If you haven’t noticed, there was no BOS meeting the first week of November. It was announced in last week’s meeting there would be no meeting Nov. 24. In the future you will see more of the same. We certainly don’t want to overwork the interim CAO who’s now in his fifth month without a search and recruitment for a real CAO even being started. And now with fewer BOS meetings expect even more delays.
Perhaps the worst part of having fewer BOS meetings is less time facing the public answering questions as to why are we spending more money than ever on salaries and less on maintaining the county, and it’s just not the roads. County buildings are falling apart. Last year about $6 million was scheduled to be spent on county buildings. It didn’t happen. Maybe it would have caused a budget deficit. But salaries and benefit rose by over $14 million for last year, about an 11 percent increase.
While our CAO may be detrimental to EDC, the buck stops with the feckless BOS who voted 5-0 to stop General Fund road maintenance and continues to accept the excuses of high ranking staff as to why important issues are not getting solved or corrected without consequence as in the salary and benefit resolution not being corrected going on five months, a job that could be finished in less than two hours. Maybe the EDC’s $200,000 plus HR director and former interim CAO Pam Knorr who was assigned that job in June isn’t spending enough time at the office? Then again, the buck stops with the BOS.
Larry Weitzman is a resident of Rescue.
Feckless is an understatement. Nobody’s minding the store as it’s being looted.
Something’s gotta give is an understatement. We should all stop paying our property taxes until a turn-around plan is put forward by the BOS with a restructuring of pay & benefits and a plan for addressing the REAL issues like roads.
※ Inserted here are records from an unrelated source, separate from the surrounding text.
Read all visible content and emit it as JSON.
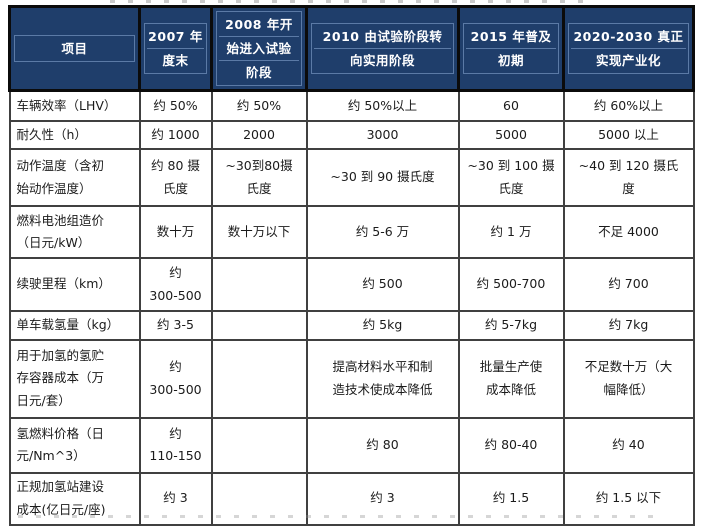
{
  "colors": {
    "header_bg": "#1f3e6b",
    "header_text": "#ffffff",
    "header_inner_line": "#5b7aa6",
    "header_border": "#0b0b0b",
    "body_border": "#404040",
    "body_text": "#1b1b1b"
  },
  "table": {
    "headers": [
      {
        "lines": [
          "项目"
        ]
      },
      {
        "lines": [
          "2007 年",
          "度末"
        ]
      },
      {
        "lines": [
          "2008 年开",
          "始进入试验",
          "阶段"
        ]
      },
      {
        "lines": [
          "2010 由试验阶段转",
          "向实用阶段"
        ]
      },
      {
        "lines": [
          "2015 年普及",
          "初期"
        ]
      },
      {
        "lines": [
          "2020-2030 真正",
          "实现产业化"
        ]
      }
    ],
    "rows": [
      {
        "cells": [
          "车辆效率（LHV）",
          "约 50%",
          "约 50%",
          "约 50%以上",
          "60",
          "约 60%以上"
        ]
      },
      {
        "cells": [
          "耐久性（h）",
          "约 1000",
          "2000",
          "3000",
          "5000",
          "5000 以上"
        ]
      },
      {
        "cells": [
          "动作温度（含初\n始动作温度）",
          "约 80 摄\n氏度",
          "~30到80摄\n氏度",
          "~30 到 90 摄氏度",
          "~30 到 100 摄\n氏度",
          "~40 到 120 摄氏\n度"
        ]
      },
      {
        "cells": [
          "燃料电池组造价\n（日元/kW）",
          "数十万",
          "数十万以下",
          "约 5-6 万",
          "约 1 万",
          "不足 4000"
        ]
      },
      {
        "cells": [
          "续驶里程（km）",
          "约\n300-500",
          "",
          "约 500",
          "约 500-700",
          "约 700"
        ]
      },
      {
        "cells": [
          "单车载氢量（kg）",
          "约 3-5",
          "",
          "约 5kg",
          "约 5-7kg",
          "约 7kg"
        ]
      },
      {
        "cells": [
          "用于加氢的氢贮\n存容器成本（万\n日元/套）",
          "约\n300-500",
          "",
          "提高材料水平和制\n造技术使成本降低",
          "批量生产使\n成本降低",
          "不足数十万（大\n幅降低）"
        ]
      },
      {
        "cells": [
          "氢燃料价格（日\n元/Nm^3）",
          "约\n110-150",
          "",
          "约 80",
          "约 80-40",
          "约 40"
        ]
      },
      {
        "cells": [
          "正规加氢站建设\n成本(亿日元/座)",
          "约 3",
          "",
          "约 3",
          "约 1.5",
          "约 1.5 以下"
        ]
      }
    ]
  }
}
I know the county will lien my house but if we all did it- it could actually make a difference.
On a related note, while some people are swimming in money from taxpayer funded work, every single person I know, who has little, is helping someone (or 2 or 3) who has even less. Where are social services in EDC?
Seems the focus is on how much tax dollars are being spent, and there is a need for competent budgets. BUT, very little conversation on quality control of public facilities. Public roads, and buildings at minimum are designed for failure (huge future maintenance costs),
Lake Tahoe Community College (LTCC) is a prime example of unnecessary maintenance costs. Snow cascading off the roof to pathways, cement crumbling from weather. The cement dam at Big Bear Lake is most likely over 100 years old, I never noticed the crumbled cement that is prevalent at numerous places at LTCC. Some people mention performance bonds on projects such as these.
The list of questionable quality control on public, tax funded projects is to lengthy to list here. Point is, build it right the 1st time so some consultant doesn’t have to recommend repairs.
Perry,”…build it right the 1st time so some consultant doesn’t have to recommend repairs.”
Unless, of course, the ‘consultant/s’ and/or the ‘repair’ person/s recommended are ‘cousins or cronies’
If the county were a company, they would obviously go bankrupt and be out of business. I sure don’t see a light at the end of the tunnel on this one. What’s the solution? Anyone?
Mr. Raymond, the answer to your question as to a solution was in the first paragraph, there are too many non-productive employees that a making way too much money. there has been little, if any, change of county services since 2013 yet salaries and benefits have increased by over 25% as a result of unnecessary hiring and huge raises. Go to transparentcalifornia.com and check out EDC salaries and I think the last year reported is from 2013. Now they are 15% higher. If the data is from 2014 they would be 10% higher today. Have your pepto-bismal handy to hold back the indigestion you will develop.